We are aware of the high risks associated with involving a genetically modified organism within a real life application. As demonstrated in the research conducted by the Exeter 2016 iGEM team a kill switch is not a reliable biocontainment method. To take this into account we have developed three-stage filtration system, consisting of the hydrocyclone, metal binding reactor and a biosecurity mechanism. The GM bacteria will be contained within the metal binding reactor, where the pili will be able to sequester metal ions from water. The water then passes into the biosecurity mechanism, which will kill any bacteria that try to escape.

References

    Fronzes, R. et al., Architectures and biogenesis of non‐flagellar protein appendages in Gram‐negative bacteria, The EMBO Journal, Volume 27, Issue 17, 2271-2352 (2008)

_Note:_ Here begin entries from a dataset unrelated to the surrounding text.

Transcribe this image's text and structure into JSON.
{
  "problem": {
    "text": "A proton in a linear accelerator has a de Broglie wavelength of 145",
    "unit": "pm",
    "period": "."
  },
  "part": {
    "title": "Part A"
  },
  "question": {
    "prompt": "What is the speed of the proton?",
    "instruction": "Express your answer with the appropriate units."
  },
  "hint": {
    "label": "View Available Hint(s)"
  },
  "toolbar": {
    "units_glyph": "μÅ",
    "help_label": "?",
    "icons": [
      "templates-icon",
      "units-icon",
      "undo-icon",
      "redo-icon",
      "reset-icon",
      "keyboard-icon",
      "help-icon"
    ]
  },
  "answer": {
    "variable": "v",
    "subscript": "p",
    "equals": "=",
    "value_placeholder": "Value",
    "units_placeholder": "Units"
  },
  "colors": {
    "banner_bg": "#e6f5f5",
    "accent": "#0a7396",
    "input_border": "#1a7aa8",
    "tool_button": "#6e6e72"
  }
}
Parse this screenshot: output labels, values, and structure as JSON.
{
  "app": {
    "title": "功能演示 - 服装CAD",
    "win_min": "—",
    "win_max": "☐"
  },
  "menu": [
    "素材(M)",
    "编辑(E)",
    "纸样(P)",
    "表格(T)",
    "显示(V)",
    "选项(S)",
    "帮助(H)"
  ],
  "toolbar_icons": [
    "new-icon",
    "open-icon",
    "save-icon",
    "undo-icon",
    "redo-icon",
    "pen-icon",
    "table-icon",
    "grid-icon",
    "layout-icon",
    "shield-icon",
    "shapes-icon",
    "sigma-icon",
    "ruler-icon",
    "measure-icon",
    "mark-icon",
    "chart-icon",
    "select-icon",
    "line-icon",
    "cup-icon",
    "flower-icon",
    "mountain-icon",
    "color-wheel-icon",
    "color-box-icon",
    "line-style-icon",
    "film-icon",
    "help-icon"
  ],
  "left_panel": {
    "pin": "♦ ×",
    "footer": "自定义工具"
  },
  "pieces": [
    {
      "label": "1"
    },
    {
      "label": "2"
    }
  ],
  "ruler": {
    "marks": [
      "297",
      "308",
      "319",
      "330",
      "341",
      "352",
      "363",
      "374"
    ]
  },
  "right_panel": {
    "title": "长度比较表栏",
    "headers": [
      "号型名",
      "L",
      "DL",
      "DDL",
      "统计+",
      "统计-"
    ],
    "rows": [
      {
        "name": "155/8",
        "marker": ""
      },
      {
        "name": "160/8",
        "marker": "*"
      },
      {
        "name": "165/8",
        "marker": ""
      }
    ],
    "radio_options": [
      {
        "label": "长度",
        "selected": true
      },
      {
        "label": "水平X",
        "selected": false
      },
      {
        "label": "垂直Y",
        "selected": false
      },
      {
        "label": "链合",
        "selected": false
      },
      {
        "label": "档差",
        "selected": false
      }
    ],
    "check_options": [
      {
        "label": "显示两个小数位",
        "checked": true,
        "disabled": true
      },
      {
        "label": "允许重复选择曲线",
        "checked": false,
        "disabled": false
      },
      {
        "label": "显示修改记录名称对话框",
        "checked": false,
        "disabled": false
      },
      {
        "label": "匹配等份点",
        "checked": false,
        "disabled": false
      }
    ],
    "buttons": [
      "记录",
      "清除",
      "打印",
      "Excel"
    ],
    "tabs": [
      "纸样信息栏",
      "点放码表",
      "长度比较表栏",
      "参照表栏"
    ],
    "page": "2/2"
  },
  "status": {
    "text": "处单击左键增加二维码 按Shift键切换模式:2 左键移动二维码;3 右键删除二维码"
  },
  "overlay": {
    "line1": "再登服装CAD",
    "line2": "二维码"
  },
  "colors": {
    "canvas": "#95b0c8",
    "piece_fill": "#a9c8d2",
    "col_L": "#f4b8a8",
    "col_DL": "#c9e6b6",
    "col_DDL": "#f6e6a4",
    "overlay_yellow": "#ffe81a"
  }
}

  • Busch A., Phan, G., and Waksman, G. (2015) Molecular mechanism of bacterial type 1 and P pili assembly. Philosophical Transactions of the Royal Society A: Mathematical, Physical and Engineering Sciences 373, 20130153–20130153.
  • Pallesen, L. et al., Chimeric FimH adhesin of type 1 fimbriae: a bacterial surface display system for heterologous sequences, Microbiology, 141, 2839-2848 (1995)
  • Weber, E., Engler, C., Gruetzner, R., Werner, S., and Marrillonnet, S. (2011) A Modular Cloning System for Standardized Assembly of Multigene Constructs. PLOS One 6, e16765.